Wednesday, May 29, 2019

Attorney-Client privilege in internal sexual harassment investigations

Here's an interesting case out of the Southern District of New York, dealing with attorney-client privilege in internal investigations. The case is Barbini v. First Niagara Bank (HT: The Legal Intelligencer, Ruling Highlights Narrow Path in Defending Sexual Harassment Complaints).

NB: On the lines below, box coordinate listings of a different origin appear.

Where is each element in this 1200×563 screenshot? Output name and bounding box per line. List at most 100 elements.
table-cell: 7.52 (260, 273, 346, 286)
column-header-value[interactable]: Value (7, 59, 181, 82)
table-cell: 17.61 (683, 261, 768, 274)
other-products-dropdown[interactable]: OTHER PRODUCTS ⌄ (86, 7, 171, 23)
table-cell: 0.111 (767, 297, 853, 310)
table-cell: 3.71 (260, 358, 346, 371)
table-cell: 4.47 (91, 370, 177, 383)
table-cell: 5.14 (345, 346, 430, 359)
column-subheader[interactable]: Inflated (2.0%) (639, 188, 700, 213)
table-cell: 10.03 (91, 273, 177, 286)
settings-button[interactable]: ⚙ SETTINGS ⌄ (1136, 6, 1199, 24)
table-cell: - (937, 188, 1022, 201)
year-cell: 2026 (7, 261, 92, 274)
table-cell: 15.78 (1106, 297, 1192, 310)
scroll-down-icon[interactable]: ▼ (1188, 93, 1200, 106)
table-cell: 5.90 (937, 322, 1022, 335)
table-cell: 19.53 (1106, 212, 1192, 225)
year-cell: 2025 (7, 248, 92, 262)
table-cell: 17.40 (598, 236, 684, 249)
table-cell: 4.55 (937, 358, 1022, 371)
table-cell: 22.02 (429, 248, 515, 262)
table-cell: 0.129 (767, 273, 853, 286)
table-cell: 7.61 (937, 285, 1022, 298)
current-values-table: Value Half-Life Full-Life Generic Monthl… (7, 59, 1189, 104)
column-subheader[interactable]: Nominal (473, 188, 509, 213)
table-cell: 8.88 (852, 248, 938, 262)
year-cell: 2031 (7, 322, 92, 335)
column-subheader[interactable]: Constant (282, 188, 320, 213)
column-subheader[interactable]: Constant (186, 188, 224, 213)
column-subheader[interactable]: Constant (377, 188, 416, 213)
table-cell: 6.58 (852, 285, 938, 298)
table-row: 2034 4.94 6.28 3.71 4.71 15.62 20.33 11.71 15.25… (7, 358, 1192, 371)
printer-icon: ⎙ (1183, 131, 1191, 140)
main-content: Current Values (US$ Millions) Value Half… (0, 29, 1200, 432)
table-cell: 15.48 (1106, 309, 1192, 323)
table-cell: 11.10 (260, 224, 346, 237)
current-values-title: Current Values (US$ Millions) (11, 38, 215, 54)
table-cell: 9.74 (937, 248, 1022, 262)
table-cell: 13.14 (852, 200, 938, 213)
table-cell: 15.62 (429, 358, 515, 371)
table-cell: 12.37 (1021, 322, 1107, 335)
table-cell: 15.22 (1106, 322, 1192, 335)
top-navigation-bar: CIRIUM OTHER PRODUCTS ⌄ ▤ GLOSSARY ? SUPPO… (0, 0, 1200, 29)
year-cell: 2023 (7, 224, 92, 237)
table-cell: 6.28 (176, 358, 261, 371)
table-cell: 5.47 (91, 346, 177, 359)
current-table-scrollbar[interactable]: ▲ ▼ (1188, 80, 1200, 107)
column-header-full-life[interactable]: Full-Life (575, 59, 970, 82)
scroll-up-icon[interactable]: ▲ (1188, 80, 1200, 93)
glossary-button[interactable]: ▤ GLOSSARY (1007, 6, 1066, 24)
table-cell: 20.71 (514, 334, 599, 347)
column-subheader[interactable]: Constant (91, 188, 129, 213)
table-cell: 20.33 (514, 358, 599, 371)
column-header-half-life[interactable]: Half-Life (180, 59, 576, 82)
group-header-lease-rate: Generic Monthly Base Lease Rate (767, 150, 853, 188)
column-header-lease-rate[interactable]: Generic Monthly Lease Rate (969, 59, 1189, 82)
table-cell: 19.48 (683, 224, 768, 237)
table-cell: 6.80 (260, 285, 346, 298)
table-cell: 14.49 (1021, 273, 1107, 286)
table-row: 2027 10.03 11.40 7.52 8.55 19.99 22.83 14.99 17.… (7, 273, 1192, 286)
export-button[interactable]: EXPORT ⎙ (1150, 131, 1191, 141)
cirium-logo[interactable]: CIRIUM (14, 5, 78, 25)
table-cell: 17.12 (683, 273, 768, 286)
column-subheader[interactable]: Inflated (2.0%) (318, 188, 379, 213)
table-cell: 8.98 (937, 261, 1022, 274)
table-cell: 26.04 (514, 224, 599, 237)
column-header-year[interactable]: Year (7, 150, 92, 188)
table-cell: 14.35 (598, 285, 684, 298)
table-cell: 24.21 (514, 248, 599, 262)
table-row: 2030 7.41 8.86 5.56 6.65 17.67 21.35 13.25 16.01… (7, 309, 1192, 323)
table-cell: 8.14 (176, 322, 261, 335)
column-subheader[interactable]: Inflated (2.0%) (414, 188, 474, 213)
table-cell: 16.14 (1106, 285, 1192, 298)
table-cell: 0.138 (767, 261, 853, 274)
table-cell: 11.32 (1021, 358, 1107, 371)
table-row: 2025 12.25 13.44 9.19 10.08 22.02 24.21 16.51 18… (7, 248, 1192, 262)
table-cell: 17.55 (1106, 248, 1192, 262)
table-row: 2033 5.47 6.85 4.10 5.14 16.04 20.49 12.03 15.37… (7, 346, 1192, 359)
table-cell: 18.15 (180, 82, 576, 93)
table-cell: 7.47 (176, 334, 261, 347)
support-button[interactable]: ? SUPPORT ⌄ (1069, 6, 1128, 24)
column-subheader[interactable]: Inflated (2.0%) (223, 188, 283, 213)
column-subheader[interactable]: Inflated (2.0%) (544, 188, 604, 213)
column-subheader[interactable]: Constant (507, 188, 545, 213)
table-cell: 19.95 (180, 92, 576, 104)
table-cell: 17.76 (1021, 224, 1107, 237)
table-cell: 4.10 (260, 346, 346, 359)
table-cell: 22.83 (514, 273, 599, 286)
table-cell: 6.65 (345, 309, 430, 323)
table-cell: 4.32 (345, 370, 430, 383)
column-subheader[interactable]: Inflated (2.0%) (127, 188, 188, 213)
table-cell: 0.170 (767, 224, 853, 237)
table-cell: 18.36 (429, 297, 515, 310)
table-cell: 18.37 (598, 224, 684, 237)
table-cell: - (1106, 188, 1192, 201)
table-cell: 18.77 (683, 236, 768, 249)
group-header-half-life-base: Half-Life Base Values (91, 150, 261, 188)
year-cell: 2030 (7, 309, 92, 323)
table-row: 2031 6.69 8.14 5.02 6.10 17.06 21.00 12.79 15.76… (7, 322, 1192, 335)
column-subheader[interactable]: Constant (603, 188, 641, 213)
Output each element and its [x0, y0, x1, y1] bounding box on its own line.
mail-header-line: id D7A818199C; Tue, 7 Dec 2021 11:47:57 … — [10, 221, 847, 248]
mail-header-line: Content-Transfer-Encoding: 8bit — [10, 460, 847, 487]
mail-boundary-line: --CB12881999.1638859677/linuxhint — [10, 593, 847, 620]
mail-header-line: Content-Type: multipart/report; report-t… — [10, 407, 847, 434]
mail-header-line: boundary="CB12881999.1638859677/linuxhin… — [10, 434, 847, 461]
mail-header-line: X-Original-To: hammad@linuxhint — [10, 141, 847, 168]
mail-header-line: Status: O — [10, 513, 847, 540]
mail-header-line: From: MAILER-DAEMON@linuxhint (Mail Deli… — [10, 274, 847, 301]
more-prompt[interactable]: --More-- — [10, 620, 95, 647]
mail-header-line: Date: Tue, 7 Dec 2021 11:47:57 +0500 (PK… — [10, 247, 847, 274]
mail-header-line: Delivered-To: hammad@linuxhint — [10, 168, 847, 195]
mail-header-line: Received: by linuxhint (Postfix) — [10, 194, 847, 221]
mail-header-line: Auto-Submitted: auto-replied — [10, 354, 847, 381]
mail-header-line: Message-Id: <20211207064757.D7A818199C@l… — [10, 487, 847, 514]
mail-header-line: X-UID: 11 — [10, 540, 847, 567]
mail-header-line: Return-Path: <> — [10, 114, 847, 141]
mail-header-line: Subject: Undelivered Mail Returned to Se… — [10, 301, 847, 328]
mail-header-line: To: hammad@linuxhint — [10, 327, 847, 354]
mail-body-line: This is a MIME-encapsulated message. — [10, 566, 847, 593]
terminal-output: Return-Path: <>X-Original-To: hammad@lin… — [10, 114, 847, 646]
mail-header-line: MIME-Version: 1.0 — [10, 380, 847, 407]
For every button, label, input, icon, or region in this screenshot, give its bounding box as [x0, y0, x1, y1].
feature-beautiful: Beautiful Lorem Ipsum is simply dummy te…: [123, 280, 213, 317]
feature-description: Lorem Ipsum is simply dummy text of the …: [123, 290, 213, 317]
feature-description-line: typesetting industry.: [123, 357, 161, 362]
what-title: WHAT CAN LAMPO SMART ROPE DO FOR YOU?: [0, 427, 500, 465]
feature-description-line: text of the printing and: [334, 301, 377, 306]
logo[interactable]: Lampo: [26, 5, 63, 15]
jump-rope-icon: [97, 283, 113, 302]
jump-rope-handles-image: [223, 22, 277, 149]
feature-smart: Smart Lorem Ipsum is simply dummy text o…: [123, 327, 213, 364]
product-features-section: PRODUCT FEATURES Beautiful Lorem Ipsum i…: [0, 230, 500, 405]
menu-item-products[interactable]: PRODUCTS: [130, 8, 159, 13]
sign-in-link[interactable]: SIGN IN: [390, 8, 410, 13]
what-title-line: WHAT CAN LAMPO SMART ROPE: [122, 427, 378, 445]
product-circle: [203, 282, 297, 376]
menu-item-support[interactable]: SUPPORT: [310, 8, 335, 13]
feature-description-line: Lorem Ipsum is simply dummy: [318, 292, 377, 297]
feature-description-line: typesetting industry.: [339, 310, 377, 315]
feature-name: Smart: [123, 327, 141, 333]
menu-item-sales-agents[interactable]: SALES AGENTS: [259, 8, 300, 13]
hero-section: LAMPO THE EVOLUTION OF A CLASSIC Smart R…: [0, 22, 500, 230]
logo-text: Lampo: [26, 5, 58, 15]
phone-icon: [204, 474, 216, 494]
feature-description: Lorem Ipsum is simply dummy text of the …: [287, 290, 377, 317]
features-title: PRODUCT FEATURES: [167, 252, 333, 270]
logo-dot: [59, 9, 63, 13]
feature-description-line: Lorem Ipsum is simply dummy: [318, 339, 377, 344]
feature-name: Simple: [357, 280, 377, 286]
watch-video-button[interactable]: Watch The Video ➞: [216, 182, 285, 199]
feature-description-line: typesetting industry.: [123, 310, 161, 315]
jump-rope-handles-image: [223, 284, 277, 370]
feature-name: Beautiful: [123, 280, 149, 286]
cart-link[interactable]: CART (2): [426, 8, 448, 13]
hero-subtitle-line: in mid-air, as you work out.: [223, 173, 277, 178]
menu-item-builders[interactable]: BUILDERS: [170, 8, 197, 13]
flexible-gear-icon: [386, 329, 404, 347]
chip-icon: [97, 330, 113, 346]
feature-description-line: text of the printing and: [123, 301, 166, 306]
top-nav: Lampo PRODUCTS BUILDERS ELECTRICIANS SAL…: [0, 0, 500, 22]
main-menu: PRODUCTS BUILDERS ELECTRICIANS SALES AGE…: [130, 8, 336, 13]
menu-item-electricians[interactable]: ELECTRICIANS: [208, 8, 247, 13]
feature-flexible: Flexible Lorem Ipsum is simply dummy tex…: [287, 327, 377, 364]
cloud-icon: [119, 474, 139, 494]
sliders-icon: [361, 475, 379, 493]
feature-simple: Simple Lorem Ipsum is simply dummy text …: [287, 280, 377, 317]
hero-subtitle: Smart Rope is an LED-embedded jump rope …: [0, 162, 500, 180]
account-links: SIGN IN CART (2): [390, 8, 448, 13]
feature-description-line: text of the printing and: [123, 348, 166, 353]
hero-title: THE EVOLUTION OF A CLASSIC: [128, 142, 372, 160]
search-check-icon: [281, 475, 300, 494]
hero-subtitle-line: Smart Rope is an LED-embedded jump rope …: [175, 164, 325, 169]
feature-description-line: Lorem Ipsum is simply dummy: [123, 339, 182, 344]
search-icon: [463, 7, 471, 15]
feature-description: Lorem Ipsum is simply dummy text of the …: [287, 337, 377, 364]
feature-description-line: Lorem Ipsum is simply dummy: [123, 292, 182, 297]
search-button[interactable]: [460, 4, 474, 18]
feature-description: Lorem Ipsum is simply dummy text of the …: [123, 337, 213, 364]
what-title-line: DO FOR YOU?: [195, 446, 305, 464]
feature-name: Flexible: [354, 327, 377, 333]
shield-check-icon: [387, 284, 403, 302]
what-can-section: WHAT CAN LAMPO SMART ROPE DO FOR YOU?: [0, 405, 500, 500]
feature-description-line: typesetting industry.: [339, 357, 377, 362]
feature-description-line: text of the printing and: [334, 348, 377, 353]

The plaintiffs claimed that they complained about sexual harassment, and then their employer merely warned the harasser while firing them. The employer claims it fired them for notary law violations.

Not official use.
Not surprisingly, the employer consulted with its in-house counsel on the harassment issue and the notary issues. Is that protected by attorney-client privilege? The Court says, yes. While recognizing the dual-role that in-house counsel sometimes serves (attorney and business consultant), the Court held:
Communicating legal analysis to the person ultimately deciding whether to fire and employee is precisely the type of legal advice that is protected by the attorney-client privilege. (internal citations and quotations omitted). 
But wait, there's more!

Here, however, the Court also concluded that the employer waived the privilege. How? The employer did not directly raise an "advice of counsel" defense - but it did raise the Faragher/Ellerth defense.* Deposition testimony from an HR rep also established implied reliance of the advice of in-house counsel on the harassment and notary issues.

This goes straight to the heart of the employer's defense - that it looked into the harassment claims and concluded that termination was not necessary for the alleged harasser, and in reliance on advice from counsel concluded that the complainants/plaintiffs had violated New York notary laws. As the Court stated:
Defendants cannot have their cake and eat it too. There is virtually no way for any decisionmaker or adversary to assess the veracity of Defendants’ defense if the documents and conversations related to both investigations are concealed.
Frankly, I'm not sure that every court would reach this same conclusion. This case serves as a cautionary tale though - attorney-client communications (even legal advice) will not always be protected by a court. Particularly, privilege may be waived where the employer attempts to rely on the advice and investigation of its counsel as a defense.

* The Faragher/Ellert defense is an affirmative defense requiring employers to establish "(1) the employer exercised reasonable care to prevent and correct any-harassing behavior and (2) that the plaintiff unreasonably failed to take advantage of the preventative or corrective opportunities that the employer provided."